Ultime ore di agonia per il Governo Giallo-Verde

Ultime ore di agonia per il Governo Giallo-Verde

Dopo il discorso di Sabaudia di ieri sera, Salvini oggi è prossimo a ritirare i ministri leghisti dal Governo. M5S:"Lega incomprensibile, siano chiari"

«E’ stato un bell’anno, ma qualcosa nella maggioranza si è rotto.
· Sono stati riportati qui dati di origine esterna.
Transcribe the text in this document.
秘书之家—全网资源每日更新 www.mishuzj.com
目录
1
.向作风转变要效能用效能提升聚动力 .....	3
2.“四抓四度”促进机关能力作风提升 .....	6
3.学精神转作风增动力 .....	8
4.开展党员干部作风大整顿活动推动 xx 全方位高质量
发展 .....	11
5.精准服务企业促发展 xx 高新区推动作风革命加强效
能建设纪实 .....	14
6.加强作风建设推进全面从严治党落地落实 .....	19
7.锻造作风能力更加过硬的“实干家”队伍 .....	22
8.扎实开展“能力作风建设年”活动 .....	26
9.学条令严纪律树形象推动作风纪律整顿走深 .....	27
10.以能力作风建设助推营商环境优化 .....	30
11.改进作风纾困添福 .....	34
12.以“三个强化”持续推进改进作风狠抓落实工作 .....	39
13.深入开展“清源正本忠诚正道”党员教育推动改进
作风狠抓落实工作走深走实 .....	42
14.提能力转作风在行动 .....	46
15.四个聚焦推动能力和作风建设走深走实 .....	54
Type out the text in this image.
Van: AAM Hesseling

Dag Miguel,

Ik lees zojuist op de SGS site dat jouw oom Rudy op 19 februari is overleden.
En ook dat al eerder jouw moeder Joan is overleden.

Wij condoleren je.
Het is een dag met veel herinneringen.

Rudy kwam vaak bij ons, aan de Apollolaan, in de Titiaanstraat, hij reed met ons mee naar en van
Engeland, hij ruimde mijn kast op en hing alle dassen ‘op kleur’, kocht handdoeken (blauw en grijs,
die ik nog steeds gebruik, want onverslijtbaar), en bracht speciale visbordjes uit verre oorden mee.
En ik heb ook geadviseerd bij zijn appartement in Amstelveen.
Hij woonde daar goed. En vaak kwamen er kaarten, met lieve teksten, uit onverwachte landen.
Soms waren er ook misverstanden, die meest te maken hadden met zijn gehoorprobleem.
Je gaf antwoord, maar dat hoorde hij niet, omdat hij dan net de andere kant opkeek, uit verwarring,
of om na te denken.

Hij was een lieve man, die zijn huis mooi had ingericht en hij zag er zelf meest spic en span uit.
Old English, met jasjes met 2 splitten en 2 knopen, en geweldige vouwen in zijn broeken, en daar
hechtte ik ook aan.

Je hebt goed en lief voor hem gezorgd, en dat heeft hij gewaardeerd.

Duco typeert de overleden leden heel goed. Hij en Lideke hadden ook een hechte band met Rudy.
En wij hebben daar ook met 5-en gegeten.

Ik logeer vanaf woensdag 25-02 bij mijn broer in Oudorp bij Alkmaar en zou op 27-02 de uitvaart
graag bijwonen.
Alla Lega non interessano poltrone in più, ma se non si può andare avanti nel fare, è meglio rimettere il mandato». E’ quello che ha affermato ieri sera Matteo Salvini dal palco di Sabaudia, prima tappa di un tour organizzato nel sud che il leghista ha deciso di compiere per agosto, un tour dal sapore che sa tutto di campagna elettorale. Un netto cambio di passo per realizzare in modo veloce le riforme necessarie è l’ultimatum, chiaro, netto ed inequivocabile che il vicepremier Salvini ha lanciato dal palco di Sabaudia, al termine di una giornata convulsa, segnata dallo scontro con il M5S sulla Tav e il lungo vertice a due con il premier Conte.

E’ il culmine di una tensione all’interno della maggioranza non più sostenibile, quella che ha ammesso quindi il leader della Lega. E l’ammissione di Salvini sta nelle parole pronunciate proprio a Sabaudia in modo decisivo, con le quali è tornato a contestare i diversi no dei pentastellati, a partire dalla Tav al taglio delle tasse e sul capitolo riforma giustizia. E’ stata la prima volta che dalla bocca di Salvini sono uscite inoltre parole inconfutabili sull’intenzione di staccare la spina al governo:« Se non si possono fare le cose, che la parola torni al popolo, unico proprietario della democrazia e dei ministerri in questo Paese». Stamani mentre il capogruppo della Lega, Molinari a favore di un possibile rimpasto, ha dichiarato che le eventuali sostituzioni dei ministri che a Salvini proprio non vanno giù, cioè i ministri Toninelli e Trenta e forse anche Tria, potrebbero avvenire anche con altri esponenti del M5S che abbiano però posizioni più ragionevoli, manifestandosi  possibilista ad un rimpasto, Salvini,

Di Maio e il premier Conte hanno compiuto forse gli ultimi passi che porteranno all’apertura di una nuova crisi di governo. Sembrerebbero ormai ore cruciali per la vita del governo giallo-verde. Il premier Conte ha avuto in mattinata un colloquio al Quirinale con il Capo dello Stato, durato una quarantina di minuti. Da fonti di palazzo si è appreso che oggetto del colloquio non è stato sull’ipotesi di crisi di governo o di un suo rimpasto, ma di semplice informativa sull’evoluzione dei fatti all’indomani del voto che c’è stato al Senato. Voto dal quale è emerso un governo con la evidente spaccatura della sua maggioranza.  Stranamente il premier Conte non ha voluto lasciare però dichiarazioni all’uscita dal Quirinale. Di Maio ha annullato tutti gli impegni sulla sua agenda che erano fissati per oggi in Emilia Romagna, decidendo di incontrare tutti i capigruppo del suo Movimento. E il leader pentastellato affida poi la replica a Savini sull’ipotesi del rimpasto, utilizzando i social:« Basta dibattiti sulle poltrone. Sono stanco. Non siamo al governo per chiedere poltrone, ma per tagliarle». Ma proprio nelle prime ore del pomeriggio arriva una nota dalla Lega che sembra parlare chiaro: nessuna ipotesi, ritiro nostri ministri.